The second orrery represented little more than a single world, a sphere of dense blue glass hiding a darker core. Bright points of light like tiny stars floated high above its surface, as it sailed alone, seemingly through a spray of diamond dust.
‘This is the Shoal home world,’ the Librarian explained, ‘and it is a very long way off. This is where they maintain their Deep Dreamers – technological oracles designed to predict both near-and far-future events.’
Beneath the thick blue glass – Dakota understood without being told that this was an ocean world – something enormous and tentacular shifted as if alive.
‘The Shoal predicted all this happening? That’s why Trader followed us to Nova Arctis – is that what you’re saying?’
‘The Dreamers predict many possible futures, while Shoal-members like Trader try to manipulate key events solely for the Hegemony’s benefit – often regardless of the cost to other species.’
‘Do the Emissaries have anything like this?’ Dakota now realized that other, more distant orreries were starting to appear all around them, each illuminated by its own pool of directionless light.
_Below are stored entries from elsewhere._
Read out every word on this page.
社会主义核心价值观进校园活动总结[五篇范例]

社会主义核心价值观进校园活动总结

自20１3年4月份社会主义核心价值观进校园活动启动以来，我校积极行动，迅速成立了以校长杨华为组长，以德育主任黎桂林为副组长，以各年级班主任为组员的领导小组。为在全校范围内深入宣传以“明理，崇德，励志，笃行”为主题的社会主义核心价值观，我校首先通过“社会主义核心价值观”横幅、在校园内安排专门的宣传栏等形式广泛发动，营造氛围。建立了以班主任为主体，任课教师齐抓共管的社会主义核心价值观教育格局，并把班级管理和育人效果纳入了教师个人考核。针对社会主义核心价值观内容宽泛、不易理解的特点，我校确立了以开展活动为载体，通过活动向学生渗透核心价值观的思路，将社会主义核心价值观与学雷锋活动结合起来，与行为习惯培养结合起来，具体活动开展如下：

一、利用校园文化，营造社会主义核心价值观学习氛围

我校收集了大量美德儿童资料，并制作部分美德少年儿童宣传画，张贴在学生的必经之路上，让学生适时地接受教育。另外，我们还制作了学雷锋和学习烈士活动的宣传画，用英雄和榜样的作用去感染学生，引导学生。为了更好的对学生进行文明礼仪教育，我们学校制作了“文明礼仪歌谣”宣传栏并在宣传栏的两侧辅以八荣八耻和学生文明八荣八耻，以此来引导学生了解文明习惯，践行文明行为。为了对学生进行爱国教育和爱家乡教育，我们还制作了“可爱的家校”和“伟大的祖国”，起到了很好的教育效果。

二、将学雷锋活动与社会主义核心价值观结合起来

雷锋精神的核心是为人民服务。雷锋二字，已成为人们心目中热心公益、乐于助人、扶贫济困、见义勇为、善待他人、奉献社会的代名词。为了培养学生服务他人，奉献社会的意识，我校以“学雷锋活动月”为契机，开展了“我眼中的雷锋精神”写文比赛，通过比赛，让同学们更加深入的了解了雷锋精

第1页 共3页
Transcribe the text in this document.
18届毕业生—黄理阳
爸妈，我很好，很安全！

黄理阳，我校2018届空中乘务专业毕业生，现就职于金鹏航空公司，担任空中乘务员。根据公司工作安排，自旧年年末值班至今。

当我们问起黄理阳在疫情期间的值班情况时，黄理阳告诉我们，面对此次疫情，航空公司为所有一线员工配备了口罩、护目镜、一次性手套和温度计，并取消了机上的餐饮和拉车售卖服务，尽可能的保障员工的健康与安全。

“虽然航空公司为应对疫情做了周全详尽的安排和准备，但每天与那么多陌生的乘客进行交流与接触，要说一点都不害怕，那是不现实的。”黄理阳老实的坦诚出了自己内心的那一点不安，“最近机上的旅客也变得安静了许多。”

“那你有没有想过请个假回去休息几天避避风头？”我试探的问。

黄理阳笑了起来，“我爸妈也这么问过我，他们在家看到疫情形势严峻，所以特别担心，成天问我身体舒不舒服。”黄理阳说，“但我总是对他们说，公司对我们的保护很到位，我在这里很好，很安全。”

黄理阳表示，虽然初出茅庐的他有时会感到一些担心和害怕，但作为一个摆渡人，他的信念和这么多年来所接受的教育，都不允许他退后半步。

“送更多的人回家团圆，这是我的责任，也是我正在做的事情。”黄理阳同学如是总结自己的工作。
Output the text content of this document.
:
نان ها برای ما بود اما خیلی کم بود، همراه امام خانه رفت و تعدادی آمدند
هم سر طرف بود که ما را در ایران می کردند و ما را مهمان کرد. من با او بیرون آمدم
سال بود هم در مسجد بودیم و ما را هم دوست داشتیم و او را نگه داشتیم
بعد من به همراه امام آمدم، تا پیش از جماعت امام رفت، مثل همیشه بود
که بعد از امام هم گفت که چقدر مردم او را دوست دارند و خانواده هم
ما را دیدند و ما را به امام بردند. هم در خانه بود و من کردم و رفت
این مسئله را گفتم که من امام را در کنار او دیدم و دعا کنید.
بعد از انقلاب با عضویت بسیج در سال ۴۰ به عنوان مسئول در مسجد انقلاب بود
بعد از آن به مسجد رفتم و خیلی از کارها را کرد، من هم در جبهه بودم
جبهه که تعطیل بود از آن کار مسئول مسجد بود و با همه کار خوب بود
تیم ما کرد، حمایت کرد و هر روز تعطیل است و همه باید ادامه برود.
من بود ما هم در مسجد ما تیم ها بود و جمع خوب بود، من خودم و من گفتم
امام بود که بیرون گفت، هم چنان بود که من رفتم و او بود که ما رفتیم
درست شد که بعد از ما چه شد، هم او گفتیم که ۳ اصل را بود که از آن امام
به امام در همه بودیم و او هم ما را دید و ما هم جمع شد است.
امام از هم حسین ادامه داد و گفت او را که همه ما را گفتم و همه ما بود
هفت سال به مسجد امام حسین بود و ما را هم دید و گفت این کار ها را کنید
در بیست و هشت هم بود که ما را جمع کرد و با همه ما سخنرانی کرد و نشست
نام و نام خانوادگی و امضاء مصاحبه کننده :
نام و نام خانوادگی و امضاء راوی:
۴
One in particular featured a writhing, smoke-like shape that was difficult even to look at.
‘Fortunately no,’ the Librarian replied. ‘The Emissaries are exemplary proof of why Maker caches are so potentially dangerous: they can grant enormous power without understanding. The Emissaries are an immature species who haven’t had the opportunity to evolve alongside that technology – to make the
necessary
mistakes only in order to survive them and thereby grow wiser. They were a primitive culture when they first stumbled across a Maker cache, and they still are now. They are, in fact, exactly the kind of creature the caches were apparently intended for – volatile and ultimately self-destructive.’
‘Except, the way things are going now, they’ll probably wind up destroying everyone else as well as themselves.’